17. Les lobbyistes doivent se faire enregistrer dans les 45 jours
après l’établissement d’un contact dans le cadre de leurs activités
ou le début de leur emploi dans ce secteur. Ils doivent divulguer
des informations sur toute organisation qui apporte plus de 10 000
$ de soutien sur une période de six mois et joue un rôle majeur dans
la supervision des activités de lobbying de la personne qui s’enregistre,
ainsi que sur l’identité de toute entité étrangère influant sur
ces activités ou affiliée du client et qui a un intérêt direct dans
les résultats de l’activité de lobbying.
18. Tous les six mois, les lobbyistes enregistrés sont tenus de
déposer des rapports détaillés sur leurs activités, accompagnés
d’une estimation «sur l’honneur» du total de leurs dépenses concernant
leurs activités durant cette période. L’insuffisance ou l’absence
de respect de ces dispositions légales devrait déclencher une enquête.
Toutefois, cet aspect semble être le talon d’Achille de la loi.
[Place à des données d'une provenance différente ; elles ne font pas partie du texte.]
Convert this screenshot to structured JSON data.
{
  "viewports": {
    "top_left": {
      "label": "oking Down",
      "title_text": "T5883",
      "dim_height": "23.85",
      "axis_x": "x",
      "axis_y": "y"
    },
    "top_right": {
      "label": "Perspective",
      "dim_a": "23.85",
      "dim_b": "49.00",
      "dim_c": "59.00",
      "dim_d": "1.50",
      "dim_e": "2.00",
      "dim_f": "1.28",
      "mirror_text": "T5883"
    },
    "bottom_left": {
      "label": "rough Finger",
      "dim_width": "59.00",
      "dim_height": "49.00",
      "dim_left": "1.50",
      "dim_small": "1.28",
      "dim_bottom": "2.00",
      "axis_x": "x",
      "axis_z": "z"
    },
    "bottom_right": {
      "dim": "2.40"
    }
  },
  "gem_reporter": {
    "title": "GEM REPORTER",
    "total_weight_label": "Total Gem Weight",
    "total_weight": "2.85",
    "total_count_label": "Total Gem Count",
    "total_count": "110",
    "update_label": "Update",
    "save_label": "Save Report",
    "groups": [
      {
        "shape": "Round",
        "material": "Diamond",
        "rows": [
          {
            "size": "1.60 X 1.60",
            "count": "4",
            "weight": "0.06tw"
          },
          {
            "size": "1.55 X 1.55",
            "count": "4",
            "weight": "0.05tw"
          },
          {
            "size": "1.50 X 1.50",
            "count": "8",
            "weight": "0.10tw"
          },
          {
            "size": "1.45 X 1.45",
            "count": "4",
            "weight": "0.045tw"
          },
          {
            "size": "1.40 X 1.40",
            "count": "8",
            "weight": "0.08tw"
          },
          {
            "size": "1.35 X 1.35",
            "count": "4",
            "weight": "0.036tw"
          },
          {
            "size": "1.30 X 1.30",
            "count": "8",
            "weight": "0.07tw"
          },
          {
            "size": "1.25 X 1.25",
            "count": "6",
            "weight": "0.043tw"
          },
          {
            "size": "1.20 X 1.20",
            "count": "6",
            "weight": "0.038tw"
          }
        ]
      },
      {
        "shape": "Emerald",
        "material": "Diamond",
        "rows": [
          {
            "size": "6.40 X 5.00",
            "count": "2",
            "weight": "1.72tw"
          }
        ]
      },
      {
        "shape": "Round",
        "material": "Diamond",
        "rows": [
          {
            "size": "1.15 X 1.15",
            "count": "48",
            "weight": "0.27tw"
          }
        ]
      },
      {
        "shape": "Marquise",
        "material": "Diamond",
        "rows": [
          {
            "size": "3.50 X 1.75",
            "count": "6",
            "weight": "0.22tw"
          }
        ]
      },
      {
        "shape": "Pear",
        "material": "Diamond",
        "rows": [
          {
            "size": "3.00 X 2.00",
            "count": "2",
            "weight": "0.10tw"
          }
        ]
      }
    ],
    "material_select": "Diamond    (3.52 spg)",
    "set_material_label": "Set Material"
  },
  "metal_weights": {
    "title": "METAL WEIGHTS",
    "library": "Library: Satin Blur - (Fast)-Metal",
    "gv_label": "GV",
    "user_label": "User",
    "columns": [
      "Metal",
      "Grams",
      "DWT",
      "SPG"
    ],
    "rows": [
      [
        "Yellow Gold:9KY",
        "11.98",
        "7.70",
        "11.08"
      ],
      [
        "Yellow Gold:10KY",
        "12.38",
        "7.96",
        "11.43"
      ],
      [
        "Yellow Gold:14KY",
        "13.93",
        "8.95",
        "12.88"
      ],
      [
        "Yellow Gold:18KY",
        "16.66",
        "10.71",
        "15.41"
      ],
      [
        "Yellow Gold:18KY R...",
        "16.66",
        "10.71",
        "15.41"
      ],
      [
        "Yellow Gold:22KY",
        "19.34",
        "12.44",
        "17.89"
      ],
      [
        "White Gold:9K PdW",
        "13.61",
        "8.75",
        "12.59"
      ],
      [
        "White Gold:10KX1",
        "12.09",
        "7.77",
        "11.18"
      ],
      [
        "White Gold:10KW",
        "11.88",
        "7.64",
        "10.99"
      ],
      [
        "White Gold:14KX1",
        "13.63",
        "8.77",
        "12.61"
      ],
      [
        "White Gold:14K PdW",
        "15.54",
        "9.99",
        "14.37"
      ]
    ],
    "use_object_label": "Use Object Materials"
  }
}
Du point de vue des experts, l’application de la loi par le ministère
de la justice américain semble être très faible et la politique
de confidentialité qui l’entoure entre en conflit avec l’objectif
de la loi.
19. Selon une étude du Center for Congressional
and Presidential Studies à l’American University, les dépenses
directes pour des activités de lobbying aux Etats-Unis sont passées
de 1,4 milliards de dollars en 1998 à 2,1 milliards de dollars en
2004, près de 5 millions de dollars par an étant dépensés pour influer
sur les votes de chaque membre du Congrès. En 2007 ce chiffre a
atteint 2,82 milliards de dollars. Selon les estimations, les vrais
chiffres, incluant les montants dépensés pour des formes plus occultes
de lobbying, représentent jusqu’à cinq fois ces montants. Le nombre
de lobbyistes enregistrés a plus que doublé en à peine cinq ans
(entre 2000 et 2005): ils sont aujourd’hui 35 000 et il semble que,
depuis 1998, plus de 40% des membres sortants du Congrès se soient
lancés dans des activités de lobbying auprès de leurs anciens collègues.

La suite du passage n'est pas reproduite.